Iowa State 19, Nebraska 10

“First down play, and it’s Seiler keeping, trying to turn the corner, he does, he pops through at the 30! He’s to the 40, to midfield, to the 45! To the 30! To the 25! To the 15, to the 10, to the 3-yard line! Marvin Seiler almost breaks it all the way, 77 yards to the Nebraska 3!”

Video at cyclones.com: Seiler’s fourth-quarter run set up a touchdown.
The New York Times/AP: “Nebraska is whirled by a Cyclone”
Sports Illustrated: “Seiler’s Side”
Miraculous Marv Stuns Huskers (via HuskerMax; 2004; PDF)

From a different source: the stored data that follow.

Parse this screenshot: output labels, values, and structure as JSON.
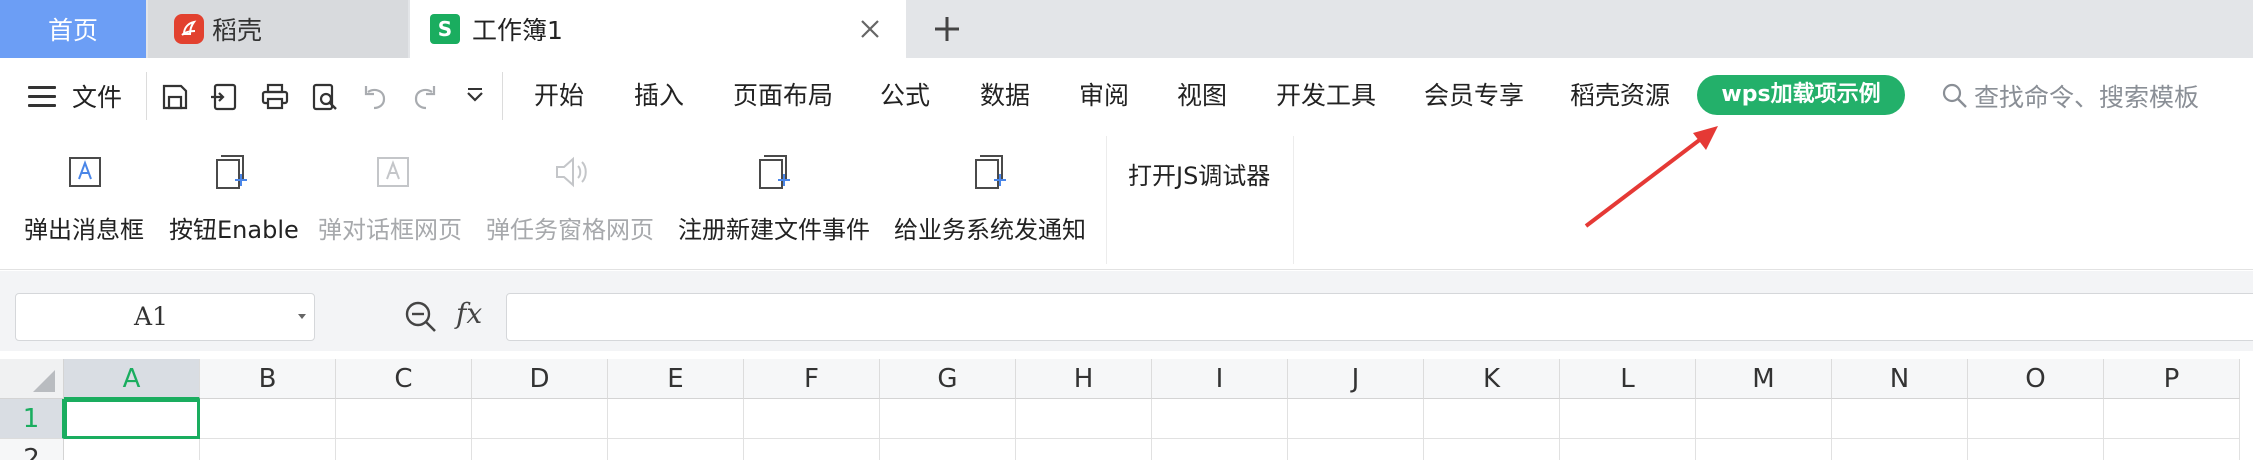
{
  "tabs": {
    "home": "首页",
    "daoke": "稻壳",
    "workbook": "工作簿1",
    "workbook_icon": "S"
  },
  "menu": {
    "file": "文件",
    "items": [
      "开始",
      "插入",
      "页面布局",
      "公式",
      "数据",
      "审阅",
      "视图",
      "开发工具",
      "会员专享",
      "稻壳资源"
    ],
    "active": "wps加载项示例",
    "search_placeholder": "查找命令、搜索模板"
  },
  "ribbon": {
    "buttons": [
      {
        "label": "弹出消息框",
        "enabled": true
      },
      {
        "label": "按钮Enable",
        "enabled": true
      },
      {
        "label": "弹对话框网页",
        "enabled": false
      },
      {
        "label": "弹任务窗格网页",
        "enabled": false
      },
      {
        "label": "注册新建文件事件",
        "enabled": true
      },
      {
        "label": "给业务系统发通知",
        "enabled": true
      }
    ],
    "devtools": "打开JS调试器"
  },
  "formula_bar": {
    "name_box": "A1",
    "fx": "fx",
    "formula": ""
  },
  "grid": {
    "columns": [
      "A",
      "B",
      "C",
      "D",
      "E",
      "F",
      "G",
      "H",
      "I",
      "J",
      "K",
      "L",
      "M",
      "N",
      "O",
      "P"
    ],
    "rows": [
      "1",
      "2"
    ],
    "active_cell": "A1"
  },
  "colors": {
    "accent_green": "#23b06a",
    "home_tab_blue": "#6c9ef5",
    "daoke_red": "#e2412f",
    "annotation_arrow": "#e53935"
  }
}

The Cyclone defense held the Cornhuskers not just to their lowest point total of the season, but the fewest points Nebraska would score in a game until a 19-0 loss at Arizona State on Sept. 21, 1996, and then a 40-7 loss to Penn State Sept. 14, 2002. (In fact, since the 1992 ISU game, Nebraska has ended with 10 points on the board only three times — twice to Texas Tech and once to USC — and scored 10 or fewer 15 times total. How’s that for an odd pair of stats?)

According to one source, it is one of the biggest the fifth-biggest upsets* in college football history by the point spread (29) (ISU-OSU 2011 was 27½). It’s one of the 150 moments that defined Cyclone athletics. It was also one of three ISU wins over ranked teams in the Jim Walden era and the only victory against Nebraska between 1977 and 2002.

A Nebraska fan who was there adds these statistics: “Iowa State’s ’92 victory over Nebraska was the only loss that Tom Osborne suffered against a team with a losing record. It was the first time since 1978 that Nebraska has lost to another Big Eight team besides Oklahoma or Colorado. It was the only Big Eight loss for Nebraska quarterback Tommie Frazier, the greatest quarterback in college history. After the Iowa State loss, Nebraska didn’t lose a regular season game for another six years.”

Over the next nine years, NU would outscore ISU 464-133, an average of 51.5-14.7, with more than 70 points in two of those games and more than 40 in all except one. NU would also win 2½ national championships.

In 2002, Iowa State had risen and Nebraska had fallen (in relative terms). They met as equals in Ames, and the Cyclones won 36-14 — the second-most points ever scored by ISU against Nebraska.

There will be few markings or citations of either the 1992 or 2002 games this year. We got all that out of our system when Benedict Herbie fled to the Big Ten. (That failed two-point conversion pass is still, still hanging in the air.) In ’72, ’82, ’92, and ’02, ISU was 2-1-1 against NU. There will be no ’12.

Iowa State 19, Nebraska 10: five simple words that have been part of every Cyclone fan’s DNA for 20 years.

*UPDATE 11/15: That page was apparently from the mid-2000s. Bigger wins against the spread now include Stanford over USC, 2007 (34½) and Texas State over Houston, 2012 (34). So ISU-Nebraska 1992 is now no higher than seventh.